Revisi dilakukan untuk memastikan perlindungan HAM tetap relevan dan efektif di tengah perubahan sosial, teknologi, dan hukum internasional.
Perlindungan HAM Diperluas ke Ruang Digital
Salah satu poin penting dalam rancangan revisi UU HAM adalah pengaturan perlindungan hak asasi manusia di ruang digital.
Melalui perubahan tersebut, hak yang dimiliki setiap individu di dunia nyata juga diakui dan dilindungi di ruang digital.
Rancangan undang-undang itu juga memperluas kategori diskriminasi yang dilarang agar mencakup berbagai identitas yang sebelumnya belum diatur secara memadai.
Selain itu, revisi memberikan dasar hukum yang lebih kuat bagi para pembela HAM yang selama ini berada di garis depan dalam memperjuangkan hak-hak masyarakat.
Indonesia yang telah menjadi negara pihak pada delapan dari sembilan instrumen utama HAM Perserikatan Bangsa-Bangsa dinilai perlu memperbarui regulasi nasional agar sejalan dengan perkembangan standar internasional.
Penguatan Komnas HAM Jadi Sorotan
Revisi UU HAM juga mengatur penguatan kelembagaan Komisi Nasional Hak Asasi Manusia (Komnas HAM).
Dalam rancangan aturan tersebut, Komnas HAM diberikan empat fungsi utama yang meliputi pengkajian, pemantauan, penyelidikan dan penyidikan, serta mediasi, rekonsiliasi, dan perdamaian.
Konstruksi tersebut disebut dirancang untuk memperluas kewenangan Komnas HAM sesuai semangat Paris Principles yang mendorong pemberian mandat seluas mungkin kepada lembaga HAM nasional.
Pembahasan revisi UU HAM juga muncul di tengah sejumlah kritik yang mempertanyakan posisi dan kewenangan Komnas HAM dalam aturan baru.
Namun, naskah rancangan disebut tetap mempertahankan fungsi pengkajian yang mencakup kajian terhadap instrumen HAM internasional, peraturan perundang-undangan, dan berbagai persoalan HAM.

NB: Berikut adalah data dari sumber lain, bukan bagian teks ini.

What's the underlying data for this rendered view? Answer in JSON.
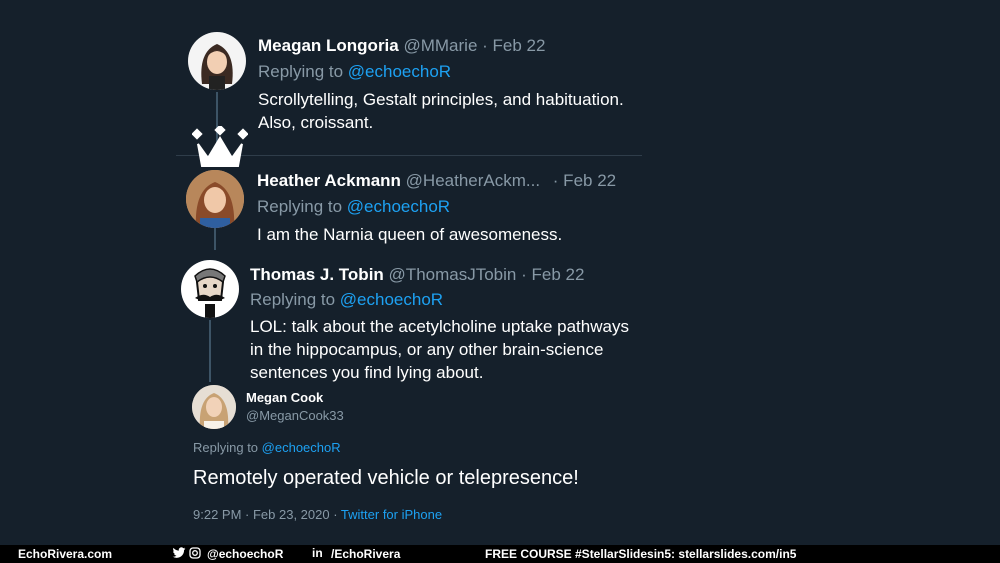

Bangun Tata Kelola HAM yang Lebih Terintegrasi
Selain penguatan substansi perlindungan HAM, revisi UU HAM juga diarahkan untuk memperkuat koordinasi antarlembaga yang bergerak di bidang hak asasi manusia.

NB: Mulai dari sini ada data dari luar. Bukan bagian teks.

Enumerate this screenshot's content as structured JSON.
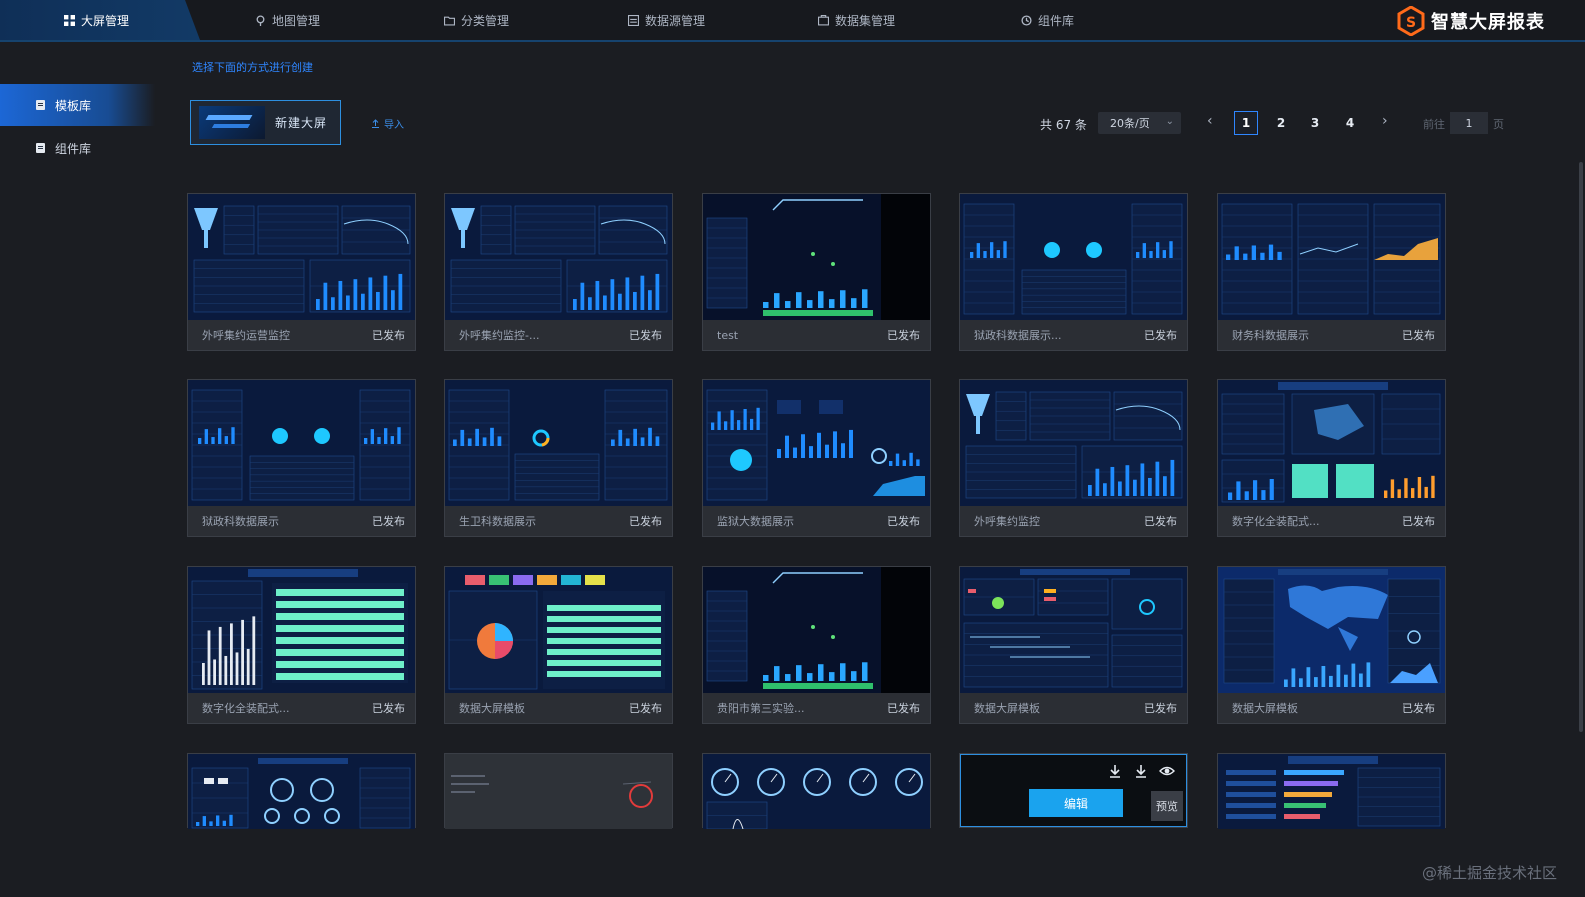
{
  "topnav": {
    "items": [
      {
        "label": "大屏管理",
        "icon": "grid-icon"
      },
      {
        "label": "地图管理",
        "icon": "map-pin-icon"
      },
      {
        "label": "分类管理",
        "icon": "folder-icon"
      },
      {
        "label": "数据源管理",
        "icon": "database-icon"
      },
      {
        "label": "数据集管理",
        "icon": "dataset-icon"
      },
      {
        "label": "组件库",
        "icon": "component-icon"
      }
    ],
    "brand": "智慧大屏报表"
  },
  "sidebar": {
    "items": [
      {
        "label": "模板库"
      },
      {
        "label": "组件库"
      }
    ]
  },
  "main": {
    "hint": "选择下面的方式进行创建",
    "new_screen_label": "新建大屏",
    "import_label": "导入"
  },
  "pagination": {
    "total": "共 67 条",
    "page_size": "20条/页",
    "pages": [
      "1",
      "2",
      "3",
      "4"
    ],
    "current_page": "1",
    "goto_label": "前往",
    "goto_value": "1",
    "goto_unit": "页"
  },
  "cards": [
    {
      "title": "外呼集约运营监控",
      "status": "已发布"
    },
    {
      "title": "外呼集约监控-...",
      "status": "已发布"
    },
    {
      "title": "test",
      "status": "已发布"
    },
    {
      "title": "狱政科数据展示...",
      "status": "已发布"
    },
    {
      "title": "财务科数据展示",
      "status": "已发布"
    },
    {
      "title": "狱政科数据展示",
      "status": "已发布"
    },
    {
      "title": "生卫科数据展示",
      "status": "已发布"
    },
    {
      "title": "监狱大数据展示",
      "status": "已发布"
    },
    {
      "title": "外呼集约监控",
      "status": "已发布"
    },
    {
      "title": "数字化全装配式...",
      "status": "已发布"
    },
    {
      "title": "数字化全装配式...",
      "status": "已发布"
    },
    {
      "title": "数据大屏模板",
      "status": "已发布"
    },
    {
      "title": "贵阳市第三实验...",
      "status": "已发布"
    },
    {
      "title": "数据大屏模板",
      "status": "已发布"
    },
    {
      "title": "数据大屏模板",
      "status": "已发布"
    }
  ],
  "hover": {
    "edit_label": "编辑",
    "preview_label": "预览"
  },
  "watermark": "@稀土掘金技术社区",
  "colors": {
    "accent": "#2f86ff",
    "edit_button": "#1aa3ee",
    "topbar_active": "#123a66",
    "page_bg": "#1b1d22"
  }
}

Selama ini berbagai institusi HAM nasional dan Kementerian HAM menjalankan tugas secara berdampingan tanpa kerangka koordinasi yang terintegrasi.
Melalui revisi tersebut, pemerintah berupaya membangun tata kelola HAM yang lebih kohesif dengan memperkuat sinergi antarlembaga tanpa mengurangi independensi masing-masing institusi.